How they can make Small Brewery Sunday successful
While I’m sure a lot of folks will disagree with some of my suggestions, I wanted to offer up a few ideas that I think will help the event succeed in future years. Here’s a few…
1. Change the date of the event
Instead of competing for consumer’s dollars, the BA should consider moving the event to another weekend, where it doesn’t have to worry about competition. Let the event have it’s own weekend and be the centerpiece of the consumer’s focus for that weekend.
2. Spread awareness to the general public
With so few consumers even knowing about the event, it’s hard to imagine it can ever be successful as it currently sits. The BA needs to do more to spread awareness of the initiative to the folks who they are trying to target. While I know they have created some great digital assets for the breweries to use, I think it would be a good idea to start spreading those assets as early as possible to help drum up demand and get on consumer’s calendars before other events do.

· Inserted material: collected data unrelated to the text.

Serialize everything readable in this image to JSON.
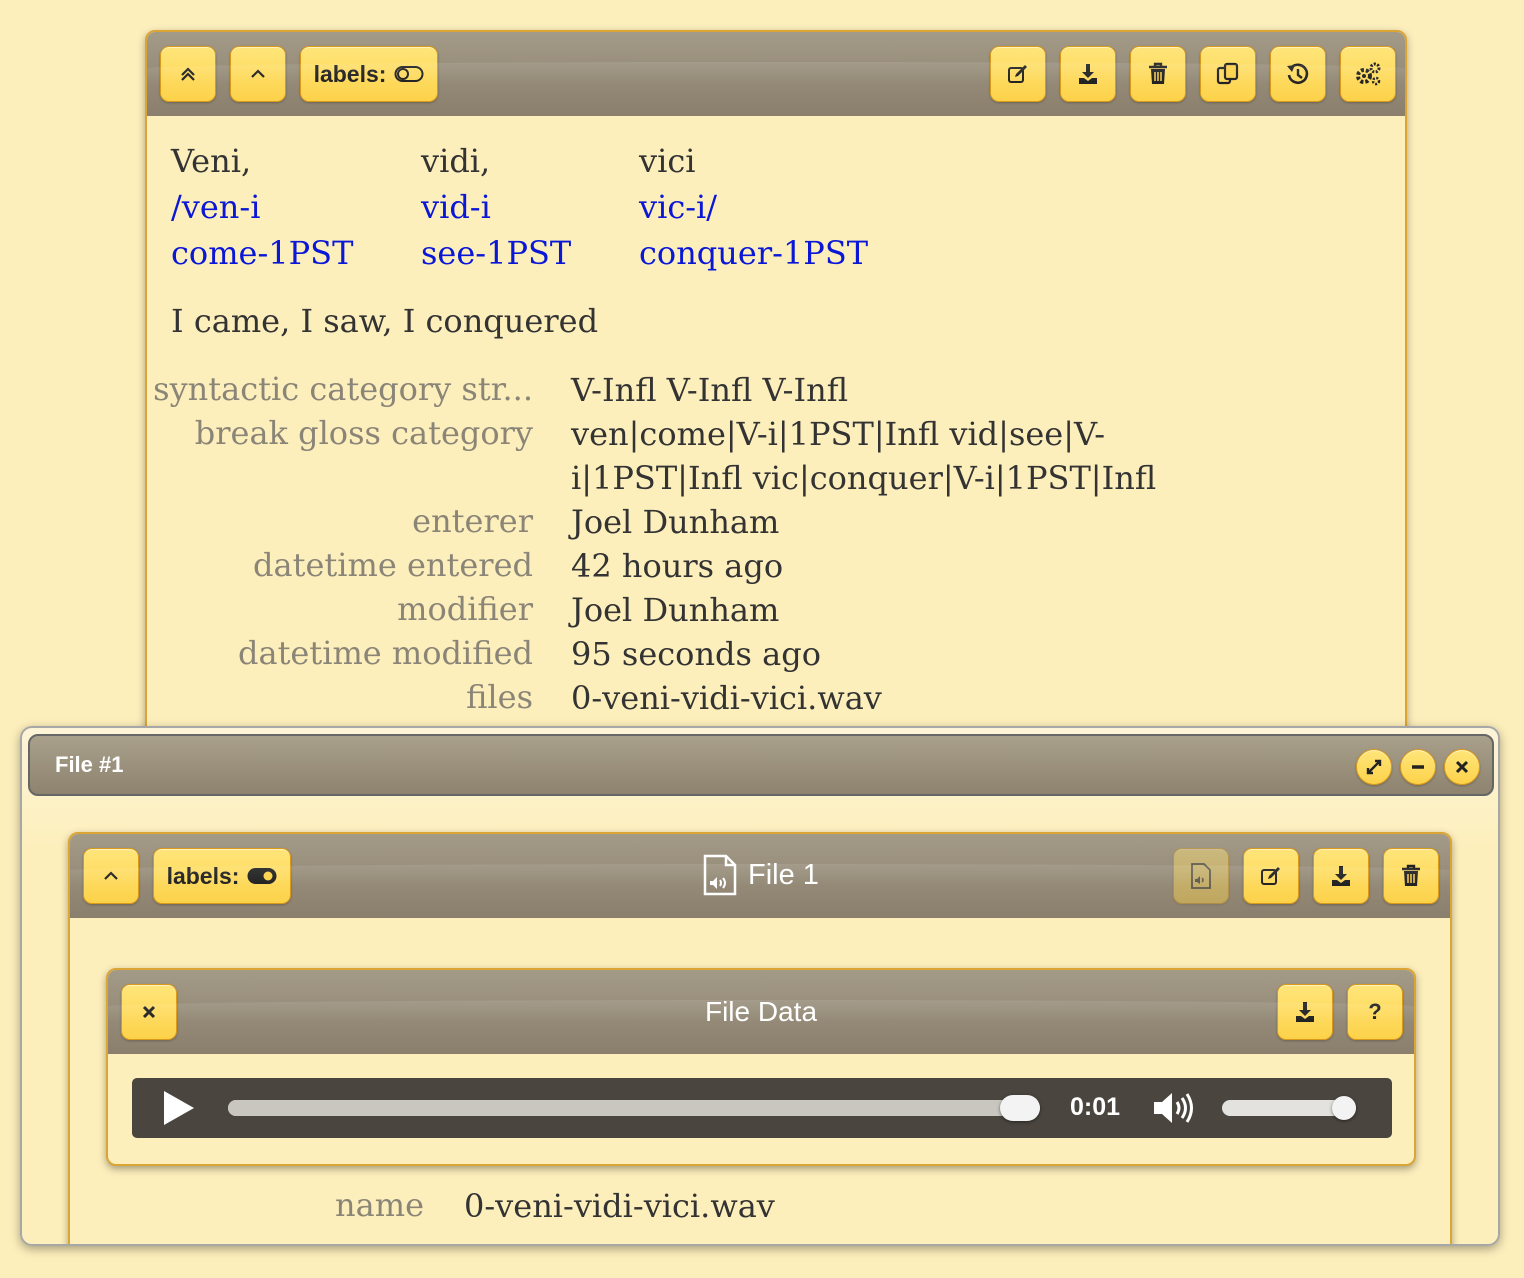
{
  "form": {
    "toolbar": {
      "labels_text": "labels:"
    },
    "igt": [
      {
        "transcription": "Veni,",
        "morpheme_break": "/ven-i",
        "morpheme_gloss": "come-1PST"
      },
      {
        "transcription": "vidi,",
        "morpheme_break": "vid-i",
        "morpheme_gloss": "see-1PST"
      },
      {
        "transcription": "vici",
        "morpheme_break": "vic-i/",
        "morpheme_gloss": "conquer-1PST"
      }
    ],
    "translation": "I came, I saw, I conquered",
    "fields": [
      {
        "label": "syntactic category str...",
        "value": "V-Infl V-Infl V-Infl"
      },
      {
        "label": "break gloss category",
        "value": "ven|come|V-i|1PST|Infl vid|see|V-i|1PST|Infl vic|conquer|V-i|1PST|Infl"
      },
      {
        "label": "enterer",
        "value": "Joel Dunham"
      },
      {
        "label": "datetime entered",
        "value": "42 hours ago"
      },
      {
        "label": "modifier",
        "value": "Joel Dunham"
      },
      {
        "label": "datetime modified",
        "value": "95 seconds ago"
      },
      {
        "label": "files",
        "value": "0-veni-vidi-vici.wav"
      }
    ]
  },
  "file_dialog": {
    "title": "File #1"
  },
  "file_widget": {
    "labels_text": "labels:",
    "title": "File 1"
  },
  "file_data": {
    "title": "File Data",
    "help_label": "?",
    "player": {
      "time": "0:01",
      "progress": 1.0,
      "volume": 1.0
    }
  },
  "file_fields": [
    {
      "label": "name",
      "value": "0-veni-vidi-vici.wav"
    }
  ],
  "colors": {
    "background": "#fdefbc",
    "button": "#fdd24a",
    "bar": "#958b77",
    "gloss_blue": "#0a17d6",
    "label_gray": "#8a8577"
  }
}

3. Consider a nationwide beer collaboration
A nationwide beer collaboration would be a great way to pull the breweries in America together for a just cause. This has been true in many previous nationwide beer collaborations in the past. This would help with public awareness as well as giving folks a reason to come out to the taprooms that day (to try the beer, that is).
There’s also a lot of very small breweries out there who can not offer canned beer to-go, as they don’t own a canning line/system. The Brewers Association could reach out to larger breweries to create brew a large batch of a “Small Brewery Sunday” beer, in cans and draft, and offer it to small breweries at an attractive price to help them not only spread awareness about the event, but fuel some taproom sales both on-premise and off.
4. More supporting assets
We found out that the Brewers Association did have a Promotional Toolkit for this event, however, we’re not sure a lot of breweries knew that it existed. This promotional toolkit contained digital assets, plug-n-play press releases for breweries to use, social media copy, etc. These are great for promotion, however, it seems they were very under-utilized by the breweries. Letting the breweries know these exist will be a big help in future years.
In conclusion, I think Small Brewery Sunday could be a very successful initiative for the Brewers Association, however, it just needs a little more fine-tuning and tweaking to make it fly. It’s my hope that some of these suggestions I made in this article can help in future years.